Louise Hay’in çok ilham verici bir cümlesi vardır: “Ben kimseye bir şey satmaya veya birilerini bir şeylere ikna etmeye çalışmıyorum. Ben kendi yolumu anlatırım, dileyen dilediğince faydalanır.” Kendini tanıma yolculuğu böyle bir şey işte. Keşfeder ve paylaşırsınız. Kimseyi bir şeylere ikna etmek durumunda değilsiniz. Zaten bu bence kimsenin haddi de değil. Spiritüellik bir din değil ki misyonerlik faaliyetine girişilsin. Bu dünyada varolan her insanın kendi yolculuğu bu. Her ne yapıyorsa insan kendine yapar. İster başkalarının yolculuklarından faydalanır, ister kitaplar okur, ister tefekkür eder, ister dalga geçer veya bizim hiç aklımıza gelmeyen nice yollarla ulaşır kendine…

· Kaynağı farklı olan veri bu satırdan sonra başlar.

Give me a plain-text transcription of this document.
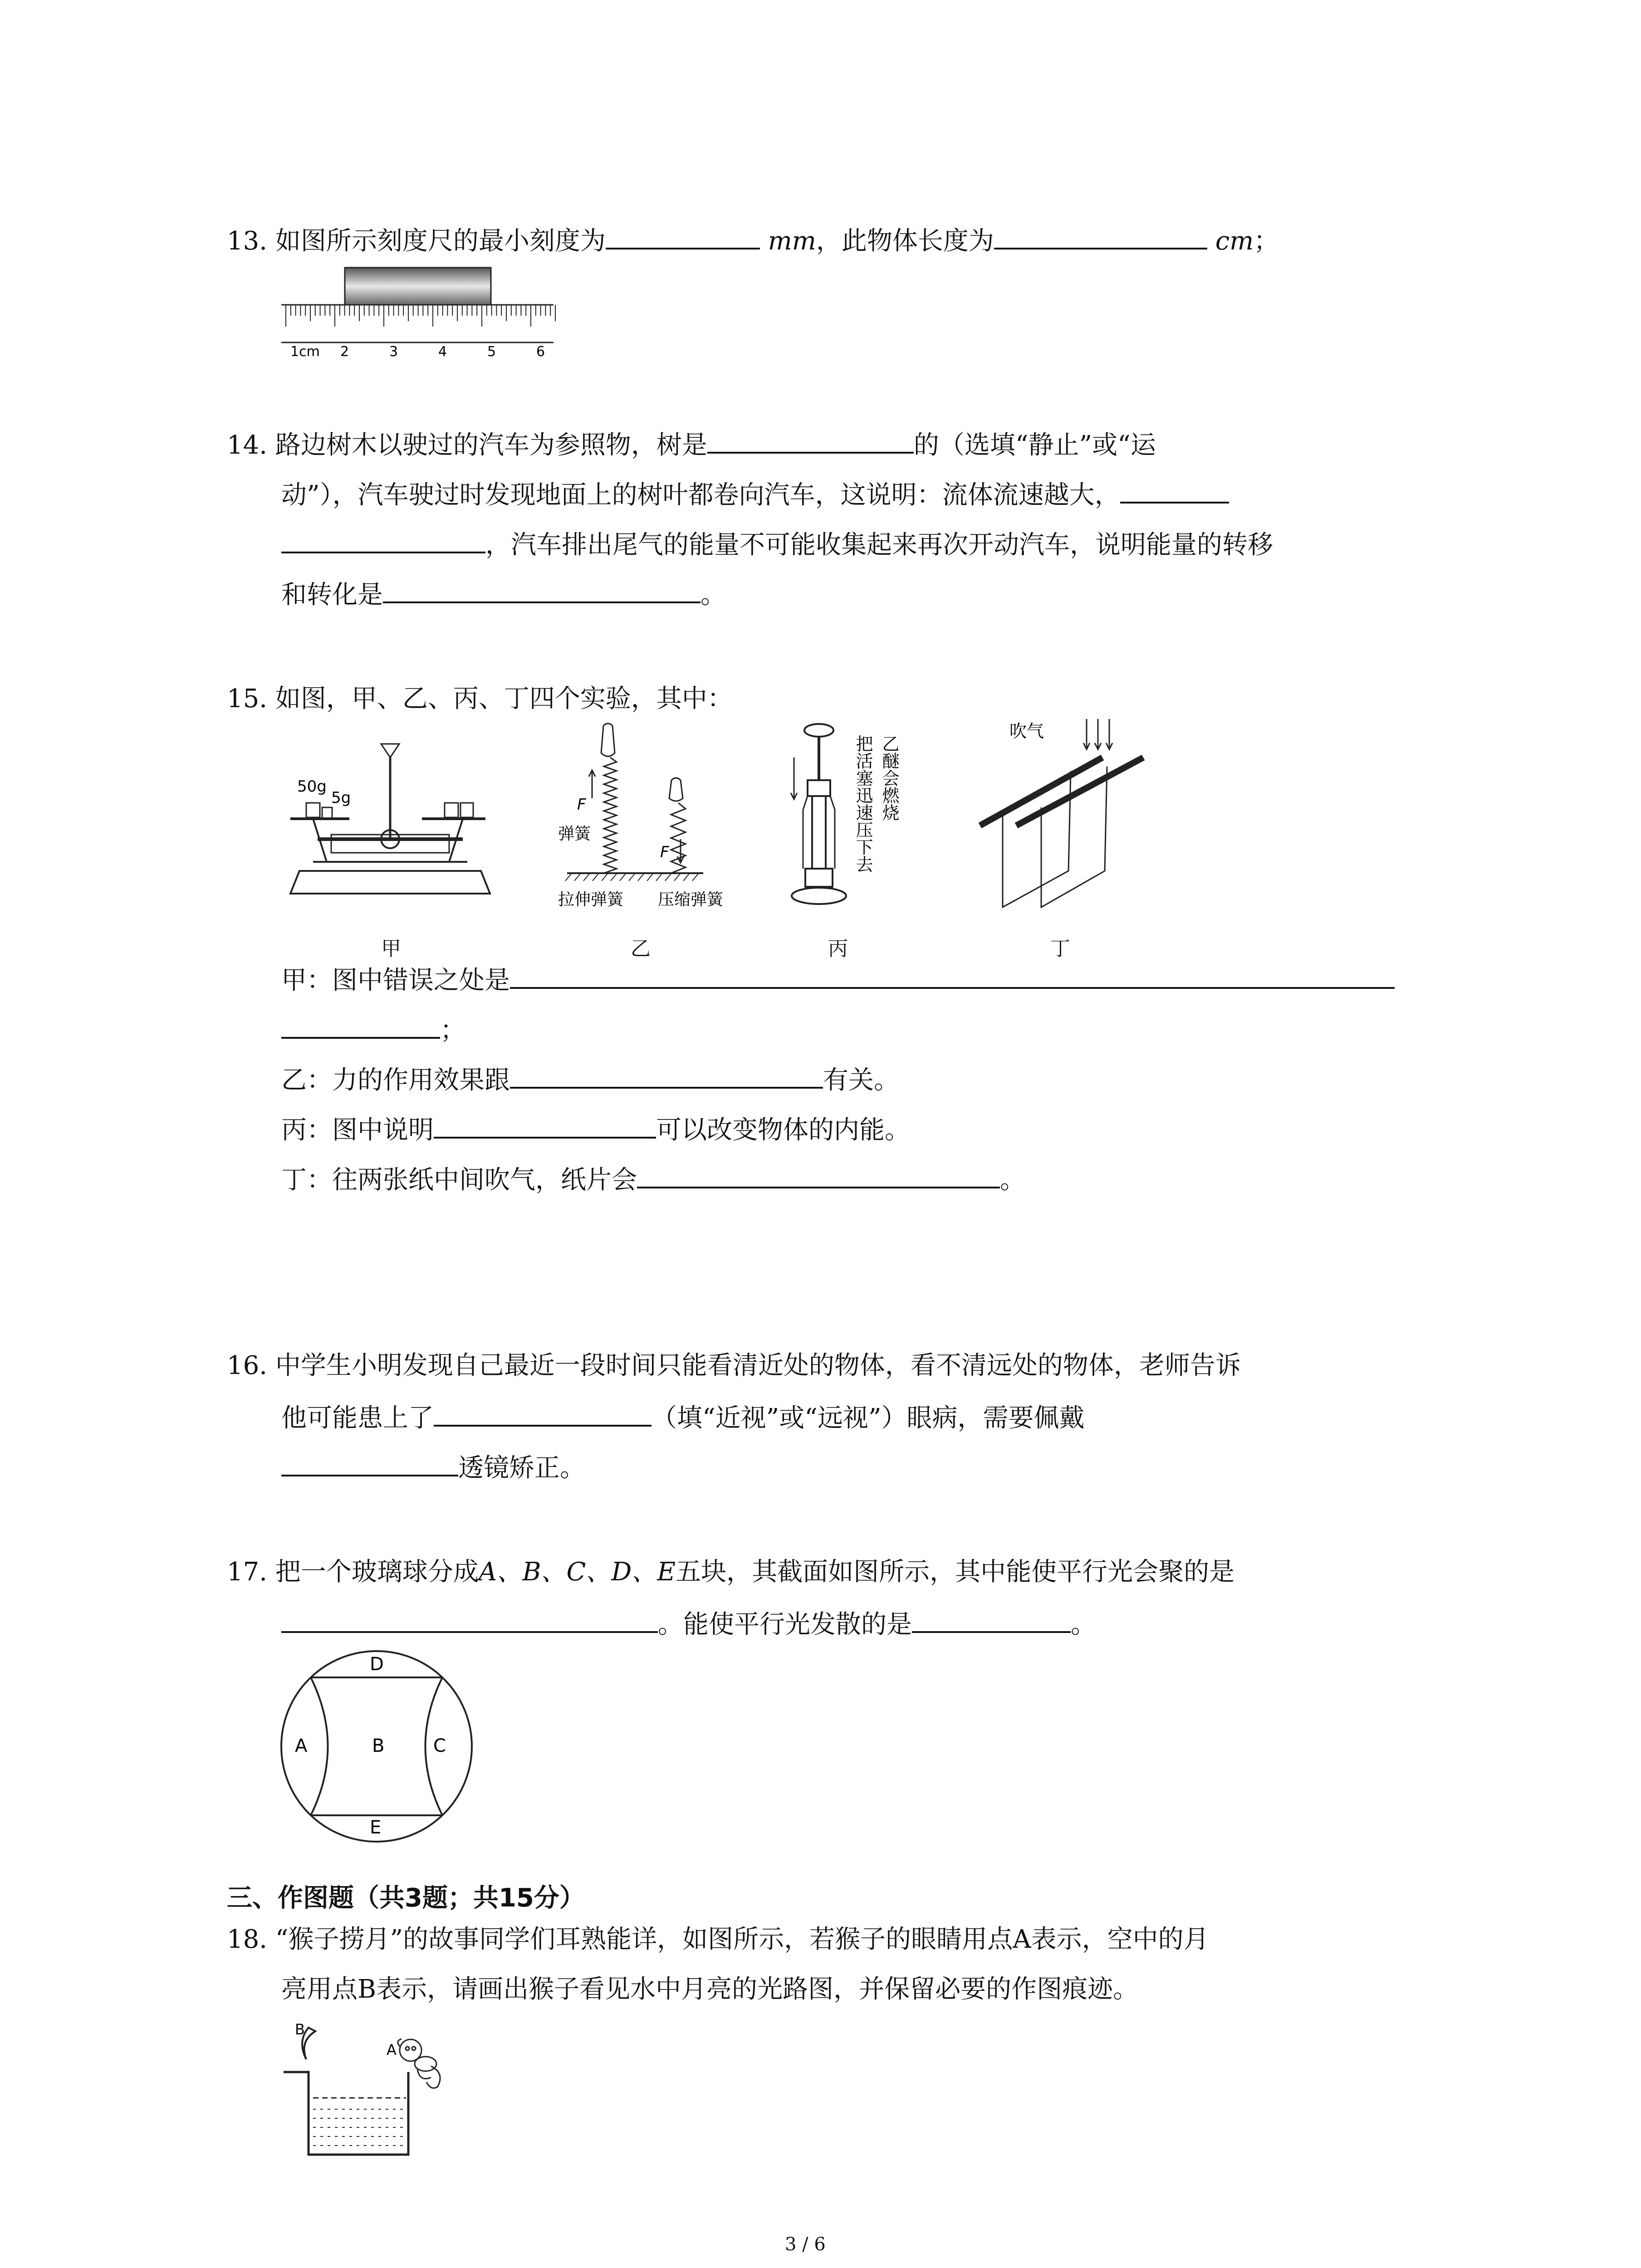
13. 如图所示刻度尺的最小刻度为	mm，此物体长度为	cm；
1cm 2	3	4	5	6
14. 路边树木以驶过的汽车为参照物，树是	的（选填“静止”或“运
动”），汽车驶过时发现地面上的树叶都卷向汽车，这说明：流体流速越大，
，汽车排出尾气的能量不可能收集起来再次开动汽车，说明能量的转移
和转化是	。
15. 如图，甲、乙、丙、丁四个实验，其中：
50g
5g	F
F
弹簧
拉伸弹簧 压缩弹簧
把活塞迅速压下去 乙醚会燃烧
吹气
甲	乙	丙	丁
甲：图中错误之处是
；
乙：力的作用效果跟	有关。
丙：图中说明	可以改变物体的内能。
丁：往两张纸中间吹气，纸片会	。
16. 中学生小明发现自己最近一段时间只能看清近处的物体，看不清远处的物体，老师告诉
他可能患上了	（填“近视”或“远视”）眼病，需要佩戴
透镜矫正。
17. 把一个玻璃球分成A、B、C、D、E五块，其截面如图所示，其中能使平行光会聚的是
。能使平行光发散的是	。
A	B	C
D
E
三、作图题（共3题；共15分）
18. “猴子捞月”的故事同学们耳熟能详，如图所示，若猴子的眼睛用点A表示，空中的月
亮用点B表示，请画出猴子看见水中月亮的光路图，并保留必要的作图痕迹。
B
A
3 / 6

Bu da önemli bir nokta. Zannediyoruz ki “hakikate” illa bizim yolumuzla ulaşılır, başka hiçbir yol yoktur. Var olan insan kadar da yol var. Kimileri yolunu bir süre kaybetmiş veya ertelemiş olabilir. Ama onu yola sokmak da bizim haddimize değil. Zaten ilham istiyorsa senden gelir sorar. Ben bu sayfada nice değerli rehberimin adını anıyorum. Hiçbiri de benim peşimden koşup gel sana bunu öğretelim demedi. Ben onlardaki ışığı gördüm de peşlerinden koştum bana da öğretin sizdeki bu ışığın kaynağı ne diye…
Konu konuyu açıyor. Bir noktaya daha değinmek istiyorum. “Bırak şimdi spiritüelliği bir kenara da gerçek dünyaya gel.” Bu sözleri nice “spiritüel” rehberden de duydum. Yahu siz spiritüel dünya, gerçek dünya ayırımı yapıyorsanız, yine konunun özünü kaçırmış olabilirsiniz diye düşünüyorum. Her şey “spiritüel”dir. Spiritüel demek ruhsal demektir. Her şey de ruhtan ibarettir. Bana şu evrende bir nokta söyleyin, onun ruh orada olmasın. Hadi ruh yerine enerji diyeyim, daha bilimsel ifadesi olsun. Sen hem gerçekliği insanın kendisinin belirlediğini anlatacaksın, bunu insanlara söyleyeceksin; ama sonra da “şimdi bırakalım spiritüelliği bir kenara” diyeceksin. Bırakamazsın. Evet, gıybet yap, iş yap, ne bilim dünyanın nice güzeliklerine takıl; ama tüm bunların da ruhun parçası olduğunu, yolculuğun ta kendisi olduğunu bilerek yap bunu. Dünyevi, ruhani bizim zihnimizdeki ayrım. Aslında hepsi Bir. Ben nice “dünyeviler” gördüm ki değme “ruhani”den daha derin; nice “ruhaniler” gördüm ki değme “dünyevi”den daha dünyanın tadına vakıf…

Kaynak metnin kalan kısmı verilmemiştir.